Solar photovoltaic (PV) power output variability caused by intermittent clouds is a major barrier to the expansion of solar power. Regulations have been introduced to restrict the maximum power ramp rates for photovoltaic (PV) plants. These restrictions typically invite one of two approaches: (1) Compensate the power variability through energy storage systems. (2) Curtail the PV output to smooth up-ramps reactively and provide a buffer for smoothing down-ramps proactively. Knowing the worst-case expected PV production ramp rate (WCS-RR) would make it possible to determine the battery reserve required to offset power fluctuations.
For a cloud passage, the amplitude of power ramp depends on the cloud optical depth, while the ramp rate is also a function of how fast the moving cloud passes over the plant. We propose a novel approach to estimate WCS-RR by a model consisting of point irradiance measurement, the geometrical layout of the PV plant, and cloud velocity.
The database covers 10 months of 2 sec resolution power output measurement from a roof-top PV system located on a building at the campus of the University of California, San Diego with a total capacity of 30 kW. Cloud speed is obtained from our in-house cloud speed sensor. Results are calculated for 86 cloudy days.

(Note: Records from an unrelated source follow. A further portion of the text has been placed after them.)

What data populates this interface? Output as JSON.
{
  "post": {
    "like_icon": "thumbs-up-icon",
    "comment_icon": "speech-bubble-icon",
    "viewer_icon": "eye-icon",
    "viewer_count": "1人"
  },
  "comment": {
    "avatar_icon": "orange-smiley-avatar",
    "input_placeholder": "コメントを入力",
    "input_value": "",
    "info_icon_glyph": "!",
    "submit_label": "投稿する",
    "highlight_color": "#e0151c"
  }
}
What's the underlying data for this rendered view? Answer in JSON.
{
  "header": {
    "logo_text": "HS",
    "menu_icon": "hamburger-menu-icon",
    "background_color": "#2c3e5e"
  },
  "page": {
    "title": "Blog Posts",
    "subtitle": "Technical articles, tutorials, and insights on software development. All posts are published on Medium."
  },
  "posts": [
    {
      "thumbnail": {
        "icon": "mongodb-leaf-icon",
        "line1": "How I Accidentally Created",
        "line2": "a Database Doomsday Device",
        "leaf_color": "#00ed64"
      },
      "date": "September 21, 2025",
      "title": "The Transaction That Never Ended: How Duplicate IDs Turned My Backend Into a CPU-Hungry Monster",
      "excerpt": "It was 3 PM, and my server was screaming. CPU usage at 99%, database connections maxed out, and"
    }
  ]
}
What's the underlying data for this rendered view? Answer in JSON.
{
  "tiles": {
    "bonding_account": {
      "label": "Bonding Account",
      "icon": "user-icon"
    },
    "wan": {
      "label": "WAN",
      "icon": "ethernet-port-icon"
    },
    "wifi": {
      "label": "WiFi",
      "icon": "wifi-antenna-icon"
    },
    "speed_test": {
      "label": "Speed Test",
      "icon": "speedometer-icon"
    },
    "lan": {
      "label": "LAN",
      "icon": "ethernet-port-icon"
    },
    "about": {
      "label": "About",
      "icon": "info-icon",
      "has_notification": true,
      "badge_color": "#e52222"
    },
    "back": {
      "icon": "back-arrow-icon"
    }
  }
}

The WCS-RR estimate is validated against the observed 2 s ramp rate for June 21, 2018 [Figure upload timed out; so we were not apply to provide a figure.]. The WCS-RR generally widens with time due to the gradually increasing clear sky power and cloud speed. Clouds are observed to move with a varying speed between 2 to 5 m s-1. On this day, kt does not have a strong impact on the WCS-RR, because the cloud optical depth is constant over the 5 hour period. The largest observed ramp rate of the day occurred on 21:28 UTC, when a short clear period was followed by homogenous cumulus cloud layer. Because this change in cloud condition exactly matches the assumption in the ramp estimate model, the WCS-RR estimate captures the magnitude with minimal overestimation. Overall, the observed 2 s ramp rates are perfectly enveloped by the WCS-RR at all times, demonstrating that the proposed model of the maximum expected ramp rate works as designed.
The proposed method is also evaluated by the daily compliance rate which was 96% for a 1 min evaluation window over the 86 day dataset. While performance varies with the evaluation window length, our sensitivity analysis demonstrates that the proposed method successfully envelopes the real ramp rate most of the time.